IFAs have deep experience balancing a range of different clients. While there may be periods when an IFA, contracting on the basis of its intermediary limited company, works with a single client – this should not be taken in any sense to mean that such a person is transformed into an employee for tax purposes. The somewhat unfair reality is that the independence that IFAs possess can be turned into an albatross around their necks when it comes to IR35: it is only right that relationships of trust develop such that an IFA may work with a single client for an extended period.

 
 

However this ought not to be taken as a dilution of the IFA’s independence and nor should it be taken to imply that such a person is automatically caught by the off-payroll rules. The interests of IFAs and end-clients are in a sense aligned for IR35 regulatory purposes: a consistent approach that ensures that end-clients get IR35 right will protect their interests while allowing relationships of trust with IFAs to continue to prosper.

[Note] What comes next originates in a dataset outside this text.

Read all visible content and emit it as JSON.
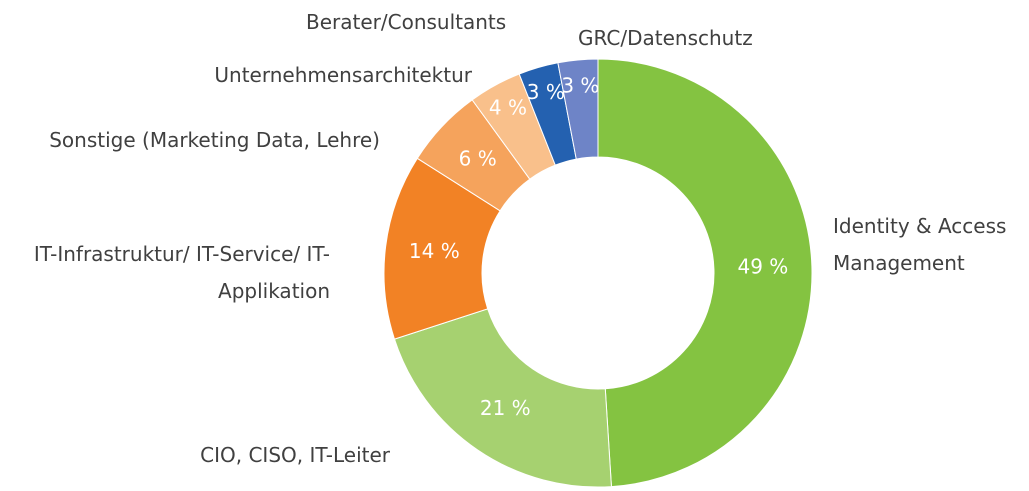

Though it is true that the legislative changes shift the responsibility onto the private sector firms, this is not the burden that many in the financial services world initially consider it to be. The use of independent contracts should instead be viewed as an opportunity, a chance to benefit from their services in a way that minimises regulatory risk across the tax compliance dimension.

To help the private sector, HMRC has designed the Check Employment Status for Tax (CEST) tool to help employers decided how the work being done should be dealt with for tax purposes. Created to help, in reality it creates more issues as studies indicate that in at least 20% of cases it is unable to provide a determination at all and, as it does not allow for holistic assessments across the business of multiple contractors, it cannot deliver the corporate support end-clients need. It is important that IFAs take matters into their own hands and prepare for the changes themselves.

 
 

One of the first things that IFAs should do is lead a conversation about the new changes with their clients. It is important that IFAs are on the same page as their clients, as transparency and good line of communication will allow IFAs to be assessed fairly and prevent disputes arising.

As well as conducting conversations with clients, it is also important to reach out to fellow IFAs. Talking to other limited company contractors about their circumstances will be vastly beneficial if you’re going through a similar situation, and as these are blanket rules most IFAs will be affected in the same manner.

Practical steps include:

  • Opening up a dialogue with your client
  • Seeking support from experts as to how best manage the changes within your existing relationships
  • Ensuring any existing contracts are fit for purpose and have taken the legislative changes into account.

Though it may seem that the legislative changes are a deterrent for private companies using contractors, the reality is that they are a mere hurdle that can be readily overcome with a consistent and pragmatic approach. If there are any key takeaways from the pandemic, it is that a flexible workforce is the key to economic survival, especially as we emerge out of the pandemic.

Michael Paulin is the founder of Wolf IR35 Legal Services and a tax barrister.